Do you know the connotations behind the German phrase, "ARBEIT MACHT FREI"?
A sophomore at a top twenty university, I had no idea until a public art installation catapulted the phrase to the forefront of my entire university's attention. The three contentious German words were duct taped to the arch of a bridge connecting one side of Vanderbilt University's campus to another. Walking through the arch, I noticed the duct taped words on the wall, but -- like many of my classmates -- I failed to understand their significance.
Suddenly, the art installation was featured in the student newspaper and the Vanderbilt University Provost, Richard McCarty sent out an e-mail reminding the entire student body that "our university deplores any language that intimidates, causes pain, or degrades any person."
For those of you still unaware of the severe implications of posting that phrase to a wall, allow me to fill you in. "ARBEIT MACHT FREI" were the three words that stood above the gate through which prisoners entered Auschwitz. The words were constructed by forced laborers skilled in metalwork and erected by Nazi order in 1940. The bottom round of the 'B' in "ARBEIT" is smaller than the top round arousing suspicions that the metal workers deliberately made this mistake as a warning to incoming prisoners.

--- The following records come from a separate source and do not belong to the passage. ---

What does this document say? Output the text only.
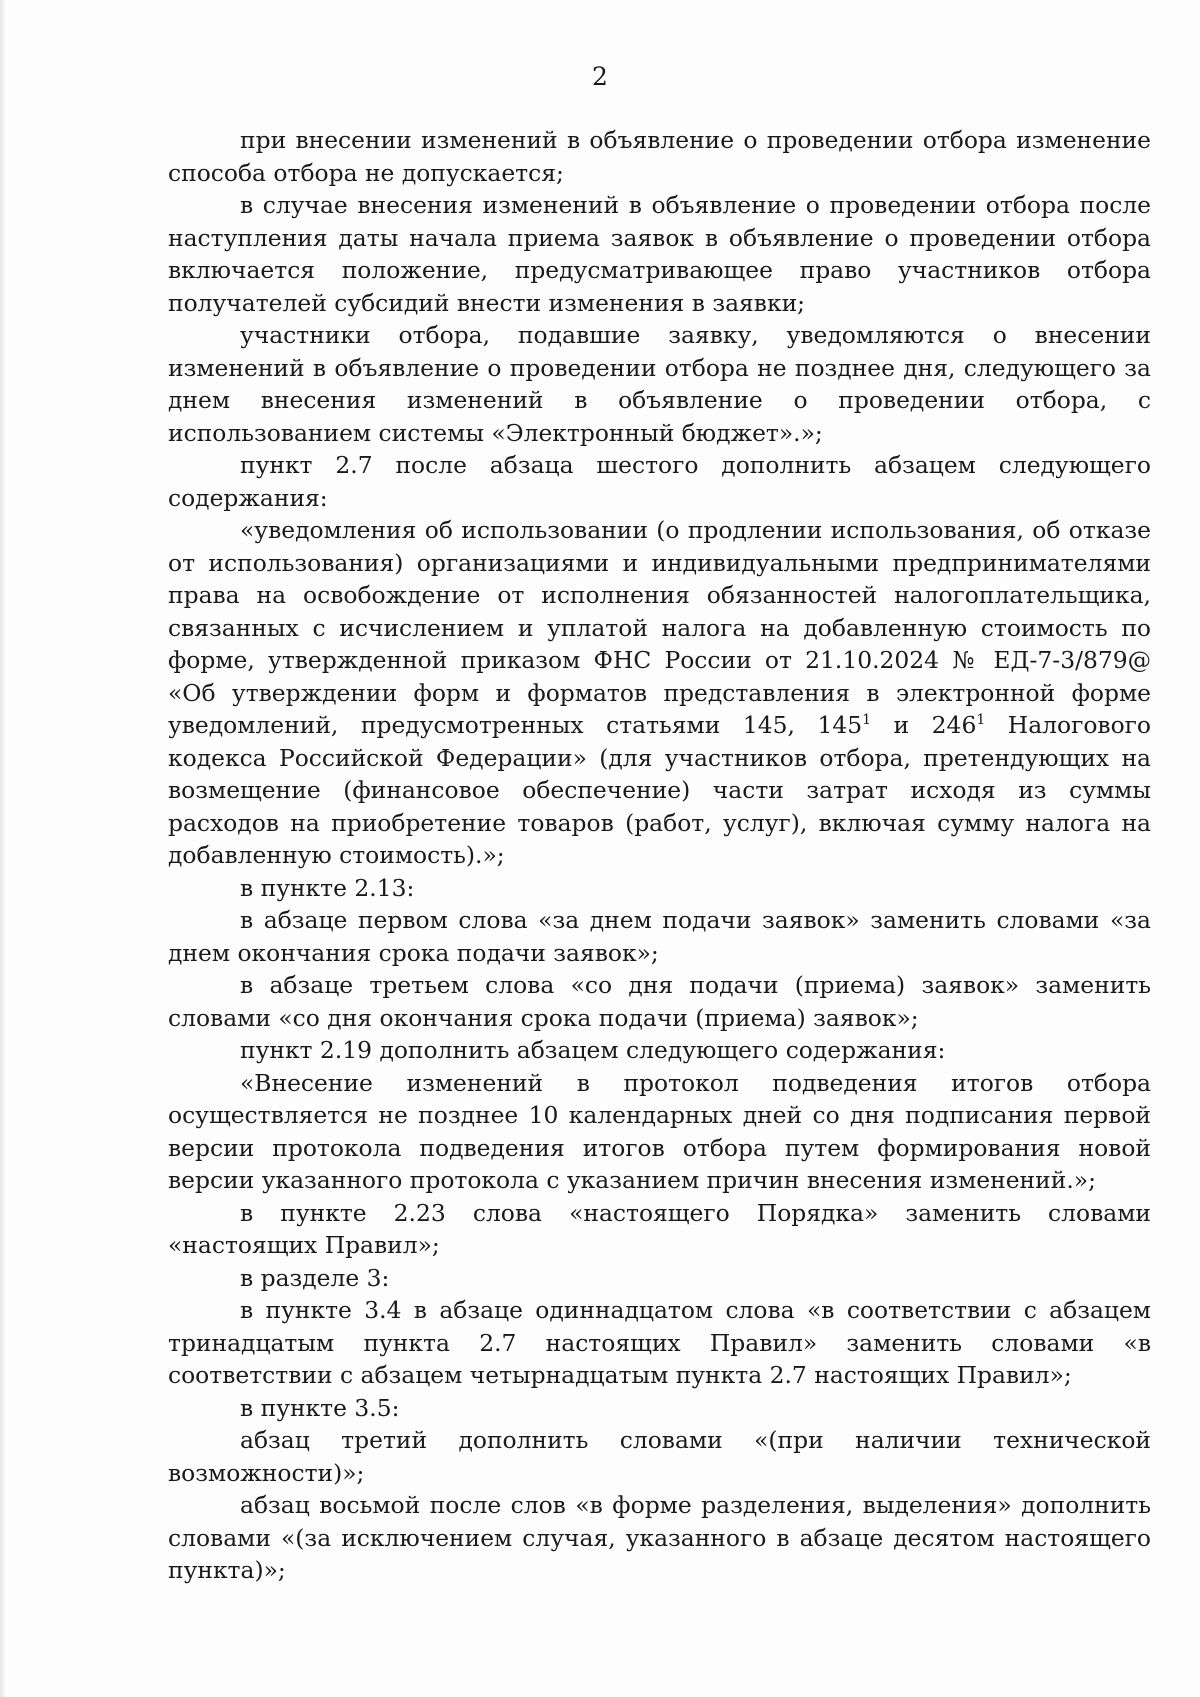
2

при внесении изменений в объявление о проведении отбора изменение способа отбора не допускается;

в случае внесения изменений в объявление о проведении отбора после наступления даты начала приема заявок в объявление о проведении отбора включается положение, предусматривающее право участников отбора получателей субсидий внести изменения в заявки;

участники отбора, подавшие заявку, уведомляются о внесении изменений в объявление о проведении отбора не позднее дня, следующего за днем внесения изменений в объявление о проведении отбора, с использованием системы «Электронный бюджет».»;

пункт 2.7 после абзаца шестого дополнить абзацем следующего содержания:

«уведомления об использовании (о продлении использования, об отказе от использования) организациями и индивидуальными предпринимателями права на освобождение от исполнения обязанностей налогоплательщика, связанных с исчислением и уплатой налога на добавленную стоимость по форме, утвержденной приказом ФНС России от 21.10.2024 № ЕД-7-3/879@ «Об утверждении форм и форматов представления в электронной форме уведомлений, предусмотренных статьями 145, $145^1$ и $246^1$ Налогового кодекса Российской Федерации» (для участников отбора, претендующих на возмещение (финансовое обеспечение) части затрат исходя из суммы расходов на приобретение товаров (работ, услуг), включая сумму налога на добавленную стоимость).»;

в пункте 2.13:

в абзаце первом слова «за днем подачи заявок» заменить словами «за днем окончания срока подачи заявок»;

в абзаце третьем слова «со дня подачи (приема) заявок» заменить словами «со дня окончания срока подачи (приема) заявок»;

пункт 2.19 дополнить абзацем следующего содержания:

«Внесение изменений в протокол подведения итогов отбора осуществляется не позднее 10 календарных дней со дня подписания первой версии протокола подведения итогов отбора путем формирования новой версии указанного протокола с указанием причин внесения изменений.»;

в пункте 2.23 слова «настоящего Порядка» заменить словами «настоящих Правил»;

в разделе 3:

в пункте 3.4 в абзаце одиннадцатом слова «в соответствии с абзацем тринадцатым пункта 2.7 настоящих Правил» заменить словами «в соответствии с абзацем четырнадцатым пункта 2.7 настоящих Правил»;

в пункте 3.5:

абзац третий дополнить словами «(при наличии технической возможности)»;

абзац восьмой после слов «в форме разделения, выделения» дополнить словами «(за исключением случая, указанного в абзаце десятом настоящего пункта)»;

Discovering the profoundly dark connotation of "ARBEIT MACHT FREI" made me shiver. First of all, I am Jewish and the memory of the Holocaust continues to haunt our entire community. That said, has our generation let an instance of twisted Nazi humor that disparaged the six million slip from our memories so soon? How could I not know the meaning of that phrase? I could blame myself, but I wasn't alone in my ignorance. Many of my classmates were likewise oblivious. The artist himself claims he did know that "ARBEIT MACHT FREI" are three words irrevocably tied to an ideology that swept six million people off the face of this earth. An engineering student from Kentucky, he claims that he just "wanted to get people thinking and talking about the idea that work makes us free" as if anything could ever release the phrase of its' dark connotations.
Education efforts everywhere need to be redoubled if students at the university with the oldest Holocaust lecture series do not understand the connotations behind "ARBEIT MACHT FREI."
Holocaust education should not be a choice. Every university student and perhaps every conscientious citizen should understand the kind of edifice that allowed for death camps that killed millions if we want to prevent future Holocausts and "never forget."
As Eli Wiesel wrote in Night, his book on surviving the holocaust, "To forget the dead would be akin to killing them a second time." I shudder at the thought that we would let such a travesty occur.